On Monday afternoon, Hoshanah Rabbah, at around 12:00 p.m., a 47-year-old man fell from the height of around 7 meters while on a ropes course at the Tower of David in the Old City of Jerusalem. He was rappelling down the building when the rope that was supporting him gave way and he fell to the ground. The man received some minor cuts and bruises but most of the damage occurred internally when he landed on his head.
United Hatzalah volunteer EMT Raphael Morris, who lives in Shilo, was on a family trip with his wife and four children touring the Old City when the man fell. Just as they had reached the Jewish Quarter of the Old City he was notified about the emergency. Raphael ran to the Tower and in less than a minute was directed by passersby to the injured man.

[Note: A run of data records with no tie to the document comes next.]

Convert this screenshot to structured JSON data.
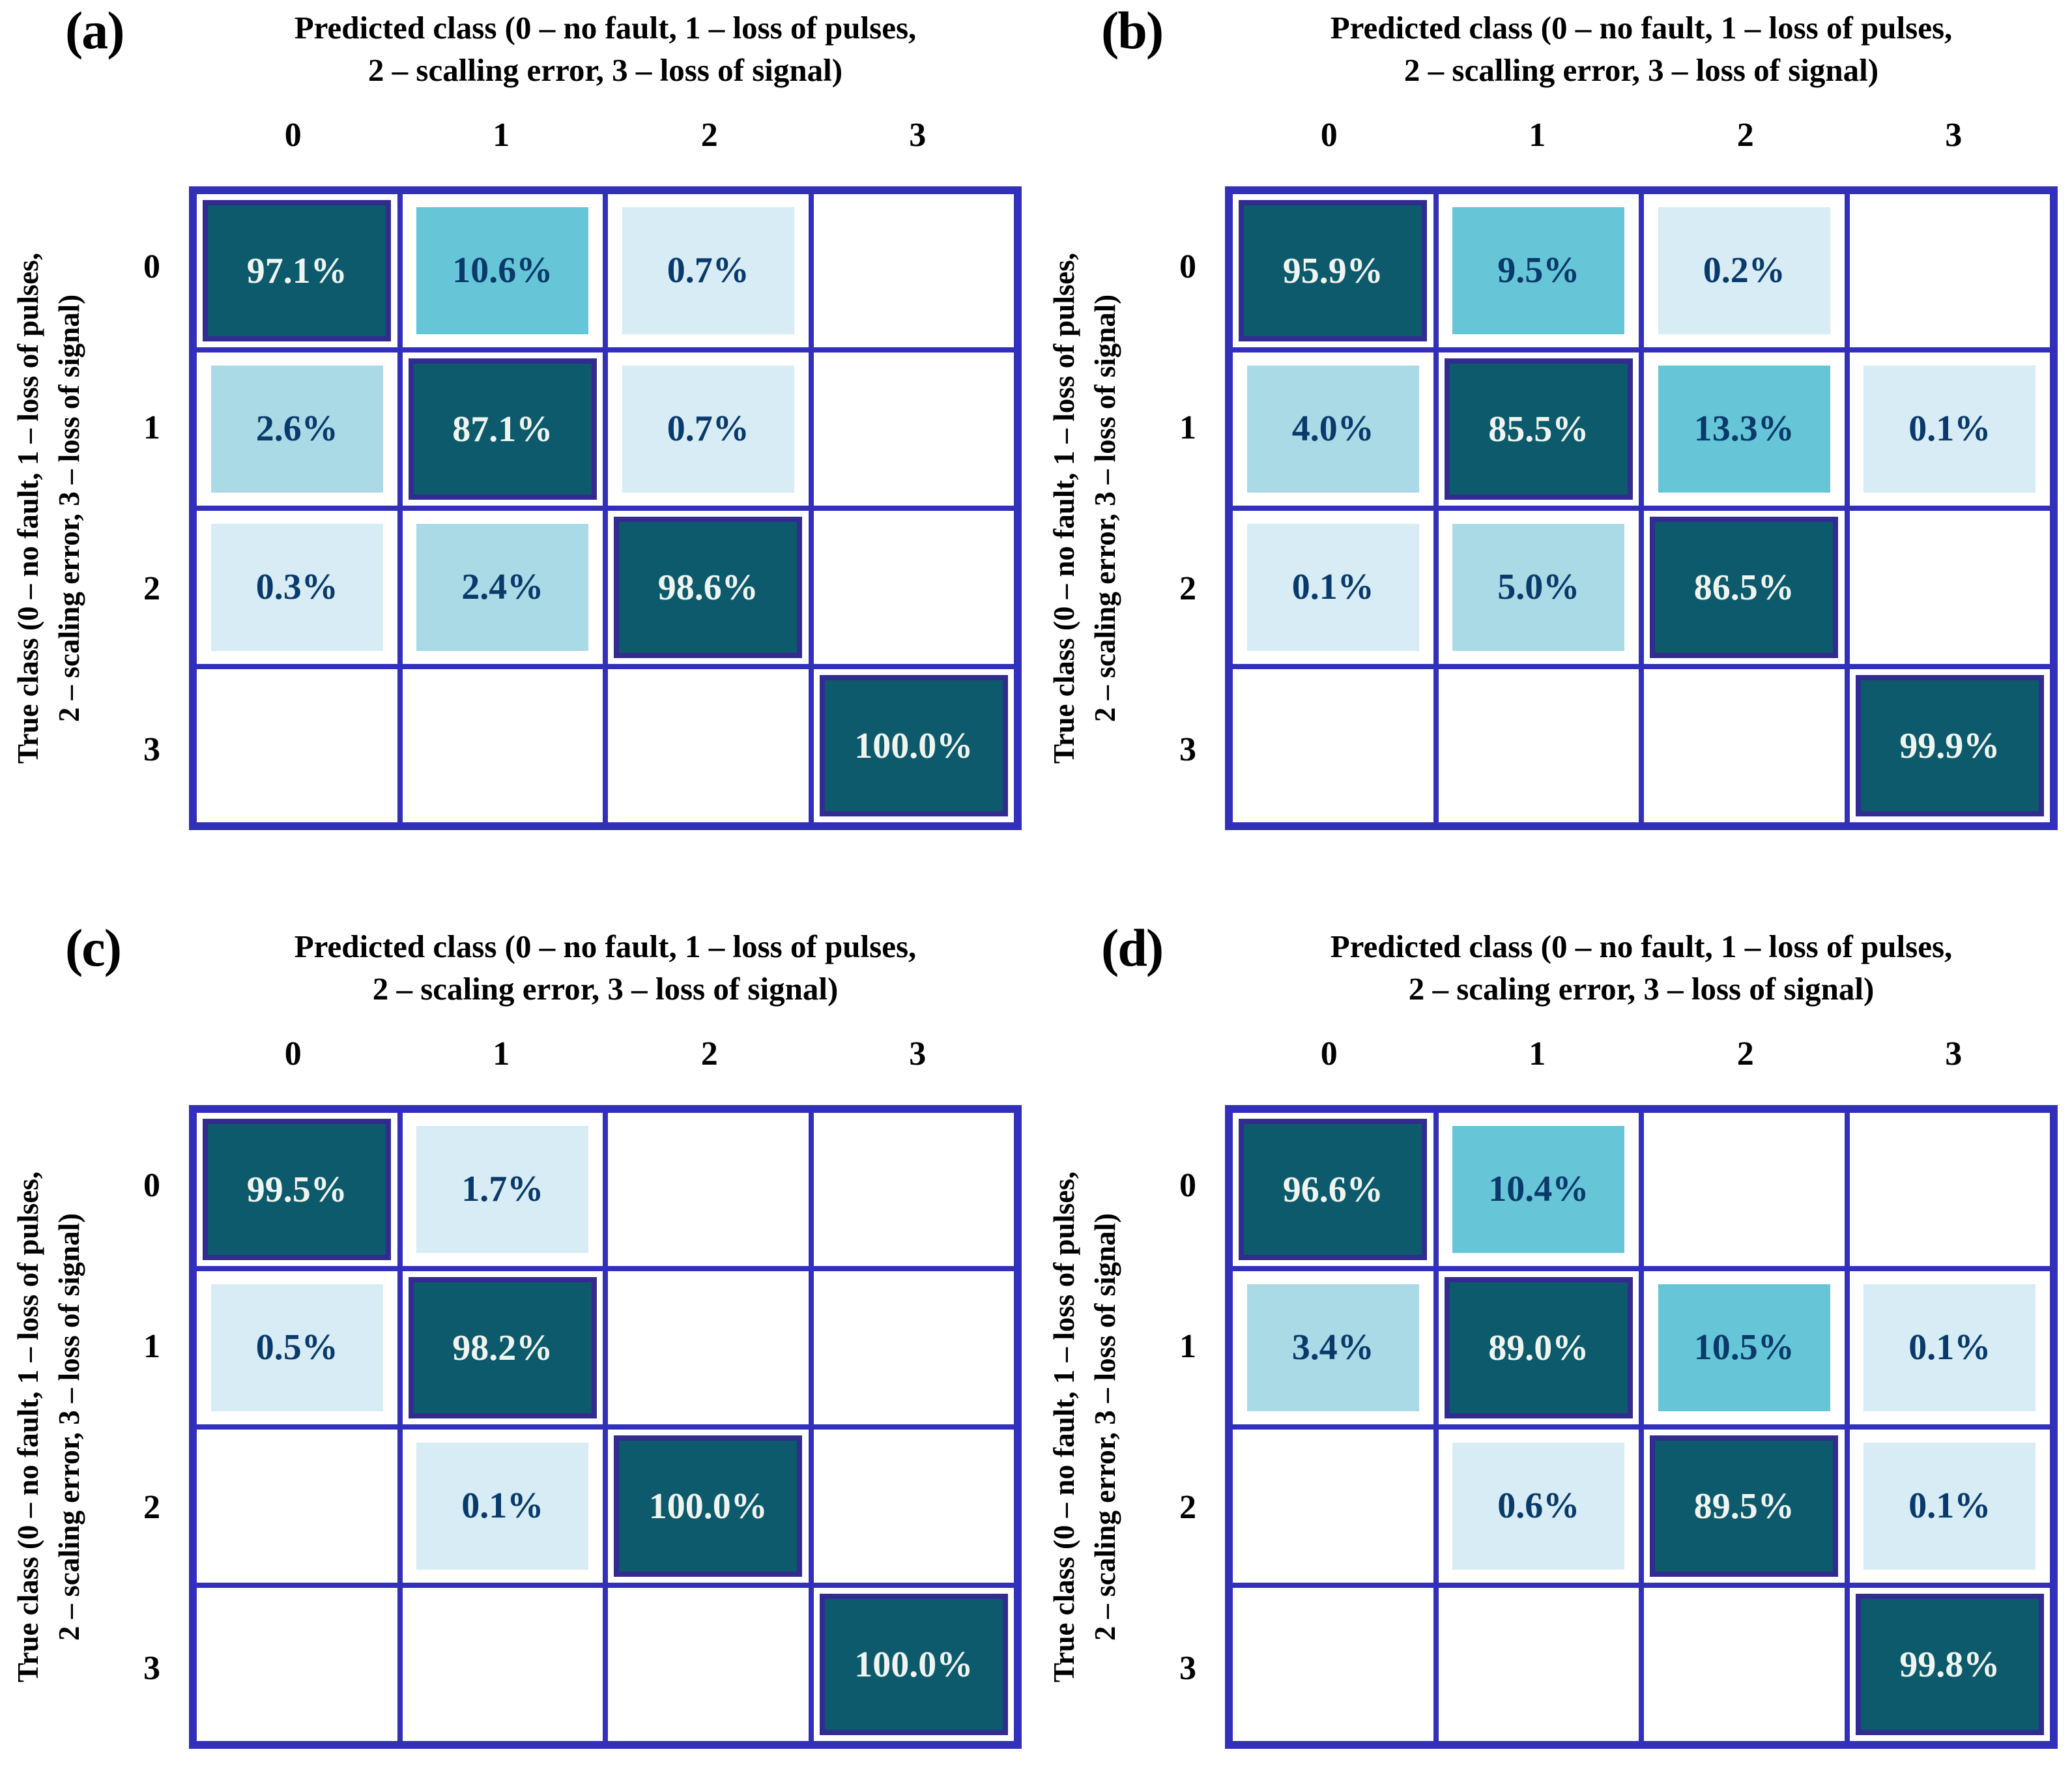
{
  "colors": {
    "grid_line": "#3230bb",
    "diag_cell_border": "#322b90",
    "cell_dark": "#0c5a6c",
    "cell_mid": "#66c6d8",
    "cell_light": "#a9dae6",
    "cell_xlight": "#d7ecf4",
    "text_on_dark": "#f0f4ef",
    "text_on_light": "#093a6b",
    "heading_text": "#000000",
    "background": "#ffffff"
  },
  "figure": {
    "panels": [
      {
        "label": "(a)",
        "title_line1": "Predicted class (0 – no fault, 1 – loss of pulses,",
        "title_line2": "2 – scalling error, 3 – loss of signal)",
        "ylabel_line1": "True class (0 – no fault, 1 – loss of pulses,",
        "ylabel_line2": "2 – scaling error, 3 – loss of signal)",
        "col_ticks": [
          "0",
          "1",
          "2",
          "3"
        ],
        "row_ticks": [
          "0",
          "1",
          "2",
          "3"
        ],
        "cells": [
          [
            {
              "value": "97.1%",
              "level": "dark"
            },
            {
              "value": "10.6%",
              "level": "mid"
            },
            {
              "value": "0.7%",
              "level": "xlight"
            },
            {
              "value": "",
              "level": "empty"
            }
          ],
          [
            {
              "value": "2.6%",
              "level": "light"
            },
            {
              "value": "87.1%",
              "level": "dark"
            },
            {
              "value": "0.7%",
              "level": "xlight"
            },
            {
              "value": "",
              "level": "empty"
            }
          ],
          [
            {
              "value": "0.3%",
              "level": "xlight"
            },
            {
              "value": "2.4%",
              "level": "light"
            },
            {
              "value": "98.6%",
              "level": "dark"
            },
            {
              "value": "",
              "level": "empty"
            }
          ],
          [
            {
              "value": "",
              "level": "empty"
            },
            {
              "value": "",
              "level": "empty"
            },
            {
              "value": "",
              "level": "empty"
            },
            {
              "value": "100.0%",
              "level": "dark"
            }
          ]
        ]
      },
      {
        "label": "(b)",
        "title_line1": "Predicted class (0 – no fault, 1 – loss of pulses,",
        "title_line2": "2 – scalling error, 3 – loss of signal)",
        "ylabel_line1": "True class (0 – no fault, 1 – loss of pulses,",
        "ylabel_line2": "2 – scaling error, 3 – loss of signal)",
        "col_ticks": [
          "0",
          "1",
          "2",
          "3"
        ],
        "row_ticks": [
          "0",
          "1",
          "2",
          "3"
        ],
        "cells": [
          [
            {
              "value": "95.9%",
              "level": "dark"
            },
            {
              "value": "9.5%",
              "level": "mid"
            },
            {
              "value": "0.2%",
              "level": "xlight"
            },
            {
              "value": "",
              "level": "empty"
            }
          ],
          [
            {
              "value": "4.0%",
              "level": "light"
            },
            {
              "value": "85.5%",
              "level": "dark"
            },
            {
              "value": "13.3%",
              "level": "mid"
            },
            {
              "value": "0.1%",
              "level": "xlight"
            }
          ],
          [
            {
              "value": "0.1%",
              "level": "xlight"
            },
            {
              "value": "5.0%",
              "level": "light"
            },
            {
              "value": "86.5%",
              "level": "dark"
            },
            {
              "value": "",
              "level": "empty"
            }
          ],
          [
            {
              "value": "",
              "level": "empty"
            },
            {
              "value": "",
              "level": "empty"
            },
            {
              "value": "",
              "level": "empty"
            },
            {
              "value": "99.9%",
              "level": "dark"
            }
          ]
        ]
      },
      {
        "label": "(c)",
        "title_line1": "Predicted class (0 – no fault, 1 – loss of pulses,",
        "title_line2": "2 – scaling error, 3 – loss of signal)",
        "ylabel_line1": "True class (0 – no fault, 1 – loss of pulses,",
        "ylabel_line2": "2 – scaling error, 3 – loss of signal)",
        "col_ticks": [
          "0",
          "1",
          "2",
          "3"
        ],
        "row_ticks": [
          "0",
          "1",
          "2",
          "3"
        ],
        "cells": [
          [
            {
              "value": "99.5%",
              "level": "dark"
            },
            {
              "value": "1.7%",
              "level": "xlight"
            },
            {
              "value": "",
              "level": "empty"
            },
            {
              "value": "",
              "level": "empty"
            }
          ],
          [
            {
              "value": "0.5%",
              "level": "xlight"
            },
            {
              "value": "98.2%",
              "level": "dark"
            },
            {
              "value": "",
              "level": "empty"
            },
            {
              "value": "",
              "level": "empty"
            }
          ],
          [
            {
              "value": "",
              "level": "empty"
            },
            {
              "value": "0.1%",
              "level": "xlight"
            },
            {
              "value": "100.0%",
              "level": "dark"
            },
            {
              "value": "",
              "level": "empty"
            }
          ],
          [
            {
              "value": "",
              "level": "empty"
            },
            {
              "value": "",
              "level": "empty"
            },
            {
              "value": "",
              "level": "empty"
            },
            {
              "value": "100.0%",
              "level": "dark"
            }
          ]
        ]
      },
      {
        "label": "(d)",
        "title_line1": "Predicted class (0 – no fault, 1 – loss of pulses,",
        "title_line2": "2 – scaling error, 3 – loss of signal)",
        "ylabel_line1": "True class (0 – no fault, 1 – loss of pulses,",
        "ylabel_line2": "2 – scaling error, 3 – loss of signal)",
        "col_ticks": [
          "0",
          "1",
          "2",
          "3"
        ],
        "row_ticks": [
          "0",
          "1",
          "2",
          "3"
        ],
        "cells": [
          [
            {
              "value": "96.6%",
              "level": "dark"
            },
            {
              "value": "10.4%",
              "level": "mid"
            },
            {
              "value": "",
              "level": "empty"
            },
            {
              "value": "",
              "level": "empty"
            }
          ],
          [
            {
              "value": "3.4%",
              "level": "light"
            },
            {
              "value": "89.0%",
              "level": "dark"
            },
            {
              "value": "10.5%",
              "level": "mid"
            },
            {
              "value": "0.1%",
              "level": "xlight"
            }
          ],
          [
            {
              "value": "",
              "level": "empty"
            },
            {
              "value": "0.6%",
              "level": "xlight"
            },
            {
              "value": "89.5%",
              "level": "dark"
            },
            {
              "value": "0.1%",
              "level": "xlight"
            }
          ],
          [
            {
              "value": "",
              "level": "empty"
            },
            {
              "value": "",
              "level": "empty"
            },
            {
              "value": "",
              "level": "empty"
            },
            {
              "value": "99.8%",
              "level": "dark"
            }
          ]
        ]
      }
    ]
  },
  "chart_data": [
    {
      "type": "heatmap",
      "panel": "(a)",
      "title": "Predicted class (0 – no fault, 1 – loss of pulses, 2 – scalling error, 3 – loss of signal)",
      "xlabel": "Predicted class",
      "ylabel": "True class (0 – no fault, 1 – loss of pulses, 2 – scaling error, 3 – loss of signal)",
      "x_categories": [
        "0",
        "1",
        "2",
        "3"
      ],
      "y_categories": [
        "0",
        "1",
        "2",
        "3"
      ],
      "values_percent": [
        [
          97.1,
          10.6,
          0.7,
          null
        ],
        [
          2.6,
          87.1,
          0.7,
          null
        ],
        [
          0.3,
          2.4,
          98.6,
          null
        ],
        [
          null,
          null,
          null,
          100.0
        ]
      ]
    },
    {
      "type": "heatmap",
      "panel": "(b)",
      "title": "Predicted class (0 – no fault, 1 – loss of pulses, 2 – scalling error, 3 – loss of signal)",
      "xlabel": "Predicted class",
      "ylabel": "True class (0 – no fault, 1 – loss of pulses, 2 – scaling error, 3 – loss of signal)",
      "x_categories": [
        "0",
        "1",
        "2",
        "3"
      ],
      "y_categories": [
        "0",
        "1",
        "2",
        "3"
      ],
      "values_percent": [
        [
          95.9,
          9.5,
          0.2,
          null
        ],
        [
          4.0,
          85.5,
          13.3,
          0.1
        ],
        [
          0.1,
          5.0,
          86.5,
          null
        ],
        [
          null,
          null,
          null,
          99.9
        ]
      ]
    },
    {
      "type": "heatmap",
      "panel": "(c)",
      "title": "Predicted class (0 – no fault, 1 – loss of pulses, 2 – scaling error, 3 – loss of signal)",
      "xlabel": "Predicted class",
      "ylabel": "True class (0 – no fault, 1 – loss of pulses, 2 – scaling error, 3 – loss of signal)",
      "x_categories": [
        "0",
        "1",
        "2",
        "3"
      ],
      "y_categories": [
        "0",
        "1",
        "2",
        "3"
      ],
      "values_percent": [
        [
          99.5,
          1.7,
          null,
          null
        ],
        [
          0.5,
          98.2,
          null,
          null
        ],
        [
          null,
          0.1,
          100.0,
          null
        ],
        [
          null,
          null,
          null,
          100.0
        ]
      ]
    },
    {
      "type": "heatmap",
      "panel": "(d)",
      "title": "Predicted class (0 – no fault, 1 – loss of pulses, 2 – scaling error, 3 – loss of signal)",
      "xlabel": "Predicted class",
      "ylabel": "True class (0 – no fault, 1 – loss of pulses, 2 – scaling error, 3 – loss of signal)",
      "x_categories": [
        "0",
        "1",
        "2",
        "3"
      ],
      "y_categories": [
        "0",
        "1",
        "2",
        "3"
      ],
      "values_percent": [
        [
          96.6,
          10.4,
          null,
          null
        ],
        [
          3.4,
          89.0,
          10.5,
          0.1
        ],
        [
          null,
          0.6,
          89.5,
          0.1
        ],
        [
          null,
          null,
          null,
          99.8
        ]
      ]
    }
  ]
}
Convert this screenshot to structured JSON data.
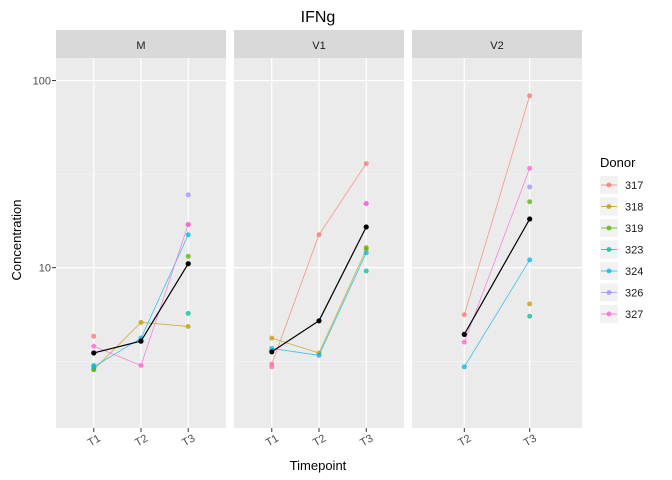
{
  "chart_data": {
    "type": "line",
    "title": "IFNg",
    "xlabel": "Timepoint",
    "ylabel": "Concentration",
    "y_scale": "log10",
    "ylim": [
      1.39,
      132
    ],
    "y_ticks": [
      {
        "value": 10,
        "label": "10"
      },
      {
        "value": 100,
        "label": "100"
      }
    ],
    "y_minor_ticks": [
      3.16,
      31.6
    ],
    "grid": true,
    "legend": {
      "title": "Donor",
      "position": "right"
    },
    "series_colors": {
      "317": "#F8766D",
      "318": "#C49A00",
      "319": "#53B400",
      "323": "#00C094",
      "324": "#00B6EB",
      "326": "#A58AFF",
      "327": "#FB61D7",
      "mean": "#000000"
    },
    "panels": [
      {
        "label": "M",
        "categories": [
          "T1",
          "T2",
          "T3"
        ],
        "series": [
          {
            "name": "317",
            "values": [
              4.3,
              null,
              17
            ]
          },
          {
            "name": "318",
            "values": [
              2.85,
              5.1,
              4.85
            ]
          },
          {
            "name": "319",
            "values": [
              2.85,
              null,
              11.5
            ]
          },
          {
            "name": "323",
            "values": [
              3.0,
              null,
              5.7
            ]
          },
          {
            "name": "324",
            "values": [
              2.95,
              4.2,
              15
            ]
          },
          {
            "name": "326",
            "values": [
              null,
              null,
              24.5
            ]
          },
          {
            "name": "327",
            "values": [
              3.8,
              3.0,
              17
            ]
          },
          {
            "name": "mean",
            "values": [
              3.5,
              4.05,
              10.5
            ]
          }
        ]
      },
      {
        "label": "V1",
        "categories": [
          "T1",
          "T2",
          "T3"
        ],
        "series": [
          {
            "name": "317",
            "values": [
              3.05,
              15,
              36
            ]
          },
          {
            "name": "318",
            "values": [
              4.2,
              3.5,
              12.5
            ]
          },
          {
            "name": "319",
            "values": [
              null,
              null,
              12.8
            ]
          },
          {
            "name": "323",
            "values": [
              null,
              null,
              9.6
            ]
          },
          {
            "name": "324",
            "values": [
              3.7,
              3.4,
              12
            ]
          },
          {
            "name": "326",
            "values": [
              null,
              null,
              22
            ]
          },
          {
            "name": "327",
            "values": [
              2.95,
              null,
              22
            ]
          },
          {
            "name": "mean",
            "values": [
              3.55,
              5.2,
              16.5
            ]
          }
        ]
      },
      {
        "label": "V2",
        "categories": [
          "T2",
          "T3"
        ],
        "series": [
          {
            "name": "317",
            "values": [
              5.6,
              83
            ]
          },
          {
            "name": "318",
            "values": [
              null,
              6.4
            ]
          },
          {
            "name": "319",
            "values": [
              null,
              22.5
            ]
          },
          {
            "name": "323",
            "values": [
              null,
              5.5
            ]
          },
          {
            "name": "324",
            "values": [
              2.95,
              11
            ]
          },
          {
            "name": "326",
            "values": [
              null,
              27
            ]
          },
          {
            "name": "327",
            "values": [
              4.0,
              34
            ]
          },
          {
            "name": "mean",
            "values": [
              4.4,
              18.2
            ]
          }
        ]
      }
    ]
  }
}
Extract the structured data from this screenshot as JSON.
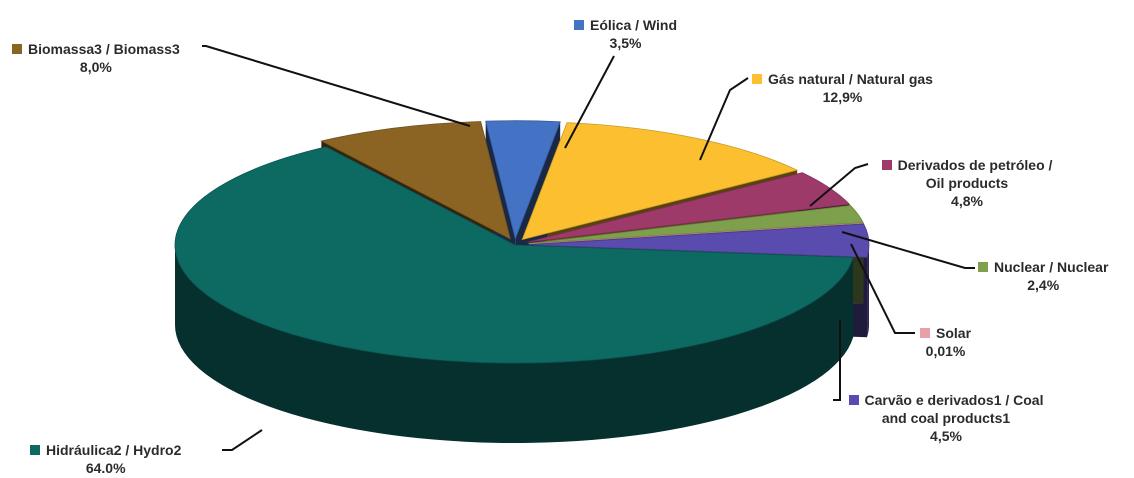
{
  "chart_data": {
    "type": "pie",
    "title": "",
    "slices": [
      {
        "name": "Eólica / Wind",
        "value": 3.5,
        "label": "3,5%",
        "color": "#4472c4"
      },
      {
        "name": "Gás natural / Natural gas",
        "value": 12.9,
        "label": "12,9%",
        "color": "#fbbf2f"
      },
      {
        "name": "Derivados de petróleo / Oil products",
        "value": 4.8,
        "label": "4,8%",
        "color": "#9e3a6a"
      },
      {
        "name": "Nuclear / Nuclear",
        "value": 2.4,
        "label": "2,4%",
        "color": "#7ea04d"
      },
      {
        "name": "Solar",
        "value": 0.01,
        "label": "0,01%",
        "color": "#e8a0a8"
      },
      {
        "name": "Carvão e derivados1 / Coal and coal products1",
        "value": 4.5,
        "label": "4,5%",
        "color": "#5a4cae"
      },
      {
        "name": "Hidráulica2 / Hydro2",
        "value": 64.0,
        "label": "64.0%",
        "color": "#0c6a63"
      },
      {
        "name": "Biomassa3 / Biomass3",
        "value": 8.0,
        "label": "8,0%",
        "color": "#8b6424"
      }
    ]
  }
}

The man was lying on the ground when Raphael got there and he quickly kneeled by his side to assess the situation. The patient was conscious but very disoriented and wasn’t cognizant of where he was, what day it was, what happened to him, etc. He had bruising on his neck, head, and arms from the impact of the fall, as well as some minor abrasions which the trained EMT cleaned and treated.
Simultaneously, Doctor Arie Jaffe, a United Hatzalah volunteer from Jerusalem, arrived and they continued the treatment together. Dr. Jaffe was on his way home from shopping for the holiday, at the intersection right near his house, when he received the alert and immediately turned around and headed to the Tower of David.
Together Raphael and Doctor Jaffe did a complete neurological analysis on the patient, checked his blood pressure, pulse, and examined his spinal cord in case of injury from the crash.
Then, just as the ambulance was pulling up, United Hatzalah Chief Paramedic Avi Marcus arrived after also receiving the alert. Marcus, who lives in Petach Tikvah, was in Jerusalem for a meeting that was taking place close by. Avi assisted the other United Hatzalah volunteers in bandaging the injured man’s head and arms and put him on the stretcher to be brought by the ambulance to the intensive care unit at the nearest hospital.
Raphael spoke about the dedication and diversity of the group he was working with and said, “In many emergencies that we respond to, each of the volunteers come from different places or backgrounds and we drop everything to respond to the emergency and work together quickly and seamlessly. It is truly inspiring to be a part of such a terrific flashmob of lifesaving. Even if we are unfamiliar personally with one another and come from different places, the work that we do as United Hatzalah volunteers brings us together. What I think is so amazing about United Hatzalah is the unity and pure kindness that brings us together, we treat the patient no matter who it is and no matter who we are working with as we all share the same goal.”